Reykjavik's Blue Lagoon

The Blue Lagoon is one of Reykavik’s most famous attractions: A wide thermal pool that draws families, couples and simply the curious, who wade through the hot spots, sip beer beneath a bridge, slather mineral mud on their faces.

It’s part tourist trap, part transcendent voyage into an ethereal universe. Steam rises from the pool, carved from a lava landscape that looks like it should be on the moon. It’s an attraction for real people with real bodies; cellulite is a familiar here, and nobody winces at it.

I don’t expect it to be a social experience. But soaking, it seems, brings out the chat.

A lovely Norwegian mom and her 15-year-old, Ingeborg, advise us about the mud. Don’t get it too close to your eyes, the mom warns.

From there we move to fishing – the Mediterranean is losing it’s tuna, we’ve read – and whale hunting, still practiced in Norway.

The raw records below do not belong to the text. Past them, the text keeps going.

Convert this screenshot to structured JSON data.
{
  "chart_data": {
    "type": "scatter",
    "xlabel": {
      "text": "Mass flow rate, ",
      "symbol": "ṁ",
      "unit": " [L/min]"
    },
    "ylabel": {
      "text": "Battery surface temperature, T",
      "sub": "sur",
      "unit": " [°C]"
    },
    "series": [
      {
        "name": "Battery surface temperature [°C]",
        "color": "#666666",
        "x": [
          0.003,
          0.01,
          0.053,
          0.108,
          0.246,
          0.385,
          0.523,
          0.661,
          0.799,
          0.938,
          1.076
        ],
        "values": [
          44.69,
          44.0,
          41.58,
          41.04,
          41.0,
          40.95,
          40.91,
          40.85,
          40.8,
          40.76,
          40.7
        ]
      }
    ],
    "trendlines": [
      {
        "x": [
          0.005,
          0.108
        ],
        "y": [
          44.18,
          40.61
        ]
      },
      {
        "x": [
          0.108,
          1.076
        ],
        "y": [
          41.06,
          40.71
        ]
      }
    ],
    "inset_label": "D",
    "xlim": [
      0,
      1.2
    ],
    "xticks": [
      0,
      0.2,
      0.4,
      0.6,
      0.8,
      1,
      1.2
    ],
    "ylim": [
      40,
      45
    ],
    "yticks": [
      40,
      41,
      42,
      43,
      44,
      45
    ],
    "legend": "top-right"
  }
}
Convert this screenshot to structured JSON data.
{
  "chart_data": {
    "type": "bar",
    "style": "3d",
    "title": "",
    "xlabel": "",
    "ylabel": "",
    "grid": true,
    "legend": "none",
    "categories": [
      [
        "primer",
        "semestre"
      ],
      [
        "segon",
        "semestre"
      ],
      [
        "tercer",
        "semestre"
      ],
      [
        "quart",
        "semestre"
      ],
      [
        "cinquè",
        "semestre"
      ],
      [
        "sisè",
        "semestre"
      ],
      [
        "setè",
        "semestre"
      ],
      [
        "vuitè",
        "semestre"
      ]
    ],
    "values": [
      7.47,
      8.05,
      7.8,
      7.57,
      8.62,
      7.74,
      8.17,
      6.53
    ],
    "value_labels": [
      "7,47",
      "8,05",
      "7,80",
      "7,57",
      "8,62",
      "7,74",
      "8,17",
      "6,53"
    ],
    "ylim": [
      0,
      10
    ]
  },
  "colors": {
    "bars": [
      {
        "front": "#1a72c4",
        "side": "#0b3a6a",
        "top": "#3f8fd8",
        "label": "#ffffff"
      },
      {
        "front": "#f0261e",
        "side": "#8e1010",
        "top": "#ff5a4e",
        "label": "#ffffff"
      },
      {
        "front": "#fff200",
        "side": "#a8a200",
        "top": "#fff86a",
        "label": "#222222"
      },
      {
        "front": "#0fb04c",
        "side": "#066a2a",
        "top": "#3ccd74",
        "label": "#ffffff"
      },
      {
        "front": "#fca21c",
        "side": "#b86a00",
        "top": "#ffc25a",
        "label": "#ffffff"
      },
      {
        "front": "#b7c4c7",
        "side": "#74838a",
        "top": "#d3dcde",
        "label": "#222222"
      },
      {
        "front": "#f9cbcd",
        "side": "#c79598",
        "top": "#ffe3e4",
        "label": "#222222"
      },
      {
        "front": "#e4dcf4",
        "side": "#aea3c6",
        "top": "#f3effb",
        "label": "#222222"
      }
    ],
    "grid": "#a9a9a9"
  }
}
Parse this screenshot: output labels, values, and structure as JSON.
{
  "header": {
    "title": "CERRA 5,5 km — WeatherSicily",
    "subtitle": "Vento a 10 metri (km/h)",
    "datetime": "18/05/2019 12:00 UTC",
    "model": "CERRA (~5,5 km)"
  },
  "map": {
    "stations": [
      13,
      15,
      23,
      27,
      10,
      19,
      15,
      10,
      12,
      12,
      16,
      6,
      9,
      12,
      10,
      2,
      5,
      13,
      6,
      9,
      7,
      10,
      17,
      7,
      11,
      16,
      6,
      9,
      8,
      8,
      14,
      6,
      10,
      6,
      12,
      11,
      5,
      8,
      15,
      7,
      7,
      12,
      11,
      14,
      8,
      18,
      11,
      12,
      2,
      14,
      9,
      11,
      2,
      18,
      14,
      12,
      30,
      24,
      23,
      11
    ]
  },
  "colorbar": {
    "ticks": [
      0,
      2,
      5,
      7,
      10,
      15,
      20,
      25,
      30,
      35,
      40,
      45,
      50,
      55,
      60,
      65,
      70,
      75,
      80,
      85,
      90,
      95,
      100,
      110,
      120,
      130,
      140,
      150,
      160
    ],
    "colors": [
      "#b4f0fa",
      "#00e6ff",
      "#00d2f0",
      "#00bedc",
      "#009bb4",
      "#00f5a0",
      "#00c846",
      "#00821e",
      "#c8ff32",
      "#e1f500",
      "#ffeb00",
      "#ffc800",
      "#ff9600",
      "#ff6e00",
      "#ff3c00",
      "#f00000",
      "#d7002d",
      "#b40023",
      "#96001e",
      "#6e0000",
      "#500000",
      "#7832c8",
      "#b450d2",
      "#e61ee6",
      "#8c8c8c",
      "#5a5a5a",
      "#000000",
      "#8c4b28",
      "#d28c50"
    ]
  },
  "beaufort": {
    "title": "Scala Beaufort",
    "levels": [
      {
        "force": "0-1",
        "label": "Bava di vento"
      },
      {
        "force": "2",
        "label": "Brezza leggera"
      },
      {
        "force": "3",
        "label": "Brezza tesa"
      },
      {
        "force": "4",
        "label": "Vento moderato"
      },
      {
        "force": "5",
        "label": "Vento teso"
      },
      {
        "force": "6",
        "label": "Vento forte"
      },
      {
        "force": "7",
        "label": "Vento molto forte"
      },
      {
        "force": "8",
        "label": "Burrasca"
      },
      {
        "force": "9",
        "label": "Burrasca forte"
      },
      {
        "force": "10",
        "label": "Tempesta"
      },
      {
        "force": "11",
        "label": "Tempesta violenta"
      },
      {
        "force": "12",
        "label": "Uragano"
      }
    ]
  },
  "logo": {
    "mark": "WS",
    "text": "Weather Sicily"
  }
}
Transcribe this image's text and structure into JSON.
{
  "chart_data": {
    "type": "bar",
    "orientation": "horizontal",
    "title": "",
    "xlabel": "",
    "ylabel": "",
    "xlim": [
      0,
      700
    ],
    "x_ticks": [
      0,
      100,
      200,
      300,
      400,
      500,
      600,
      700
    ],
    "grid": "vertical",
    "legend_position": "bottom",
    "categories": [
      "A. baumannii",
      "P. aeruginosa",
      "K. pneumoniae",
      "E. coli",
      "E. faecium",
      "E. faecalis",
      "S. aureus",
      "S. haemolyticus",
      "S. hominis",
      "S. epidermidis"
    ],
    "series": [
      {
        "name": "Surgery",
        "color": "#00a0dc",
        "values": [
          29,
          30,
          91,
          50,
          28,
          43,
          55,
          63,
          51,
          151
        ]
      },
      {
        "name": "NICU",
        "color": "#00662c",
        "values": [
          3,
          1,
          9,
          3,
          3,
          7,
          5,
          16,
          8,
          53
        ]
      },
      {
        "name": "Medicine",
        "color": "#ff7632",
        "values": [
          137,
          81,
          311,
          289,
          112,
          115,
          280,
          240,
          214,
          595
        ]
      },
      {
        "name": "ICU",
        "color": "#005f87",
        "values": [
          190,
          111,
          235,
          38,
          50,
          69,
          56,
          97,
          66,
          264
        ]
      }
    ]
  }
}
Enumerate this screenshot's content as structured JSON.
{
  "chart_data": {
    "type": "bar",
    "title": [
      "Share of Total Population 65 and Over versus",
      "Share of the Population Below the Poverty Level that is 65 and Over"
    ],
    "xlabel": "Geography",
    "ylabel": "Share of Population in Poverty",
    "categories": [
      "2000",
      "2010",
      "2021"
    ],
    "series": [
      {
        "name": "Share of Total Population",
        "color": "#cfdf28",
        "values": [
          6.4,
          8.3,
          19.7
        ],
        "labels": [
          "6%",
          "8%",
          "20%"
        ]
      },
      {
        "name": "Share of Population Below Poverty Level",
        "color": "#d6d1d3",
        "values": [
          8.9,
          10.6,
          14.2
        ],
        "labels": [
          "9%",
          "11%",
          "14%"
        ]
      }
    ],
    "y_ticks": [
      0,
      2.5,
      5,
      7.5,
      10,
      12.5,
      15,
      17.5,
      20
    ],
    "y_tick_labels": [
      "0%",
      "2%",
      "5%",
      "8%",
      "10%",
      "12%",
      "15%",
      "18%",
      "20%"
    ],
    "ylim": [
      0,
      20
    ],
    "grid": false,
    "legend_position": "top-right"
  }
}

What do these Norwegians think about it? The mom thinks it’s OK, as long as the fishermen are conservative about the haul. The daughter thinks it’s not a good idea. “Why do it when there are other resources?’’ she asks.

The mom, dad and daughter have spent two weeks driving around Iceland. Ingeborg has liked the Westfjords best … but thinks the roads need help.

The subject moves to America; it always does. “Americans are egocentric, I think,’’ says the daughter. “The spotlight is always on them. And Americans, they are always afraid,’’ she says. She’s never visited the U.S., but she clearly reads. She’s always had opinions, the mother says.

The daughter doesn’t understand the outcome of the last presidential election. Another election is coming soon, I tell her.

A Spanish couple joins in. He works for an American multinational. The coming American election is a hot topic among Europeans; they always want to know who will win. We don’t know, we tell them.

The Spaniards, too, have spent a couple of weeks driving around Iceland. “I’m a curious person,’’ he tells us. “I came here for a few days once on business. I thought it would be interesting to look around.’’

They’ve enjoyed it here, but thought the geothermals at Yellowstone more impressive – especially when combined with Yellowstone's wildelife. Still, Iceland has fjords with icebergs .. something you can’t see in Wyoming.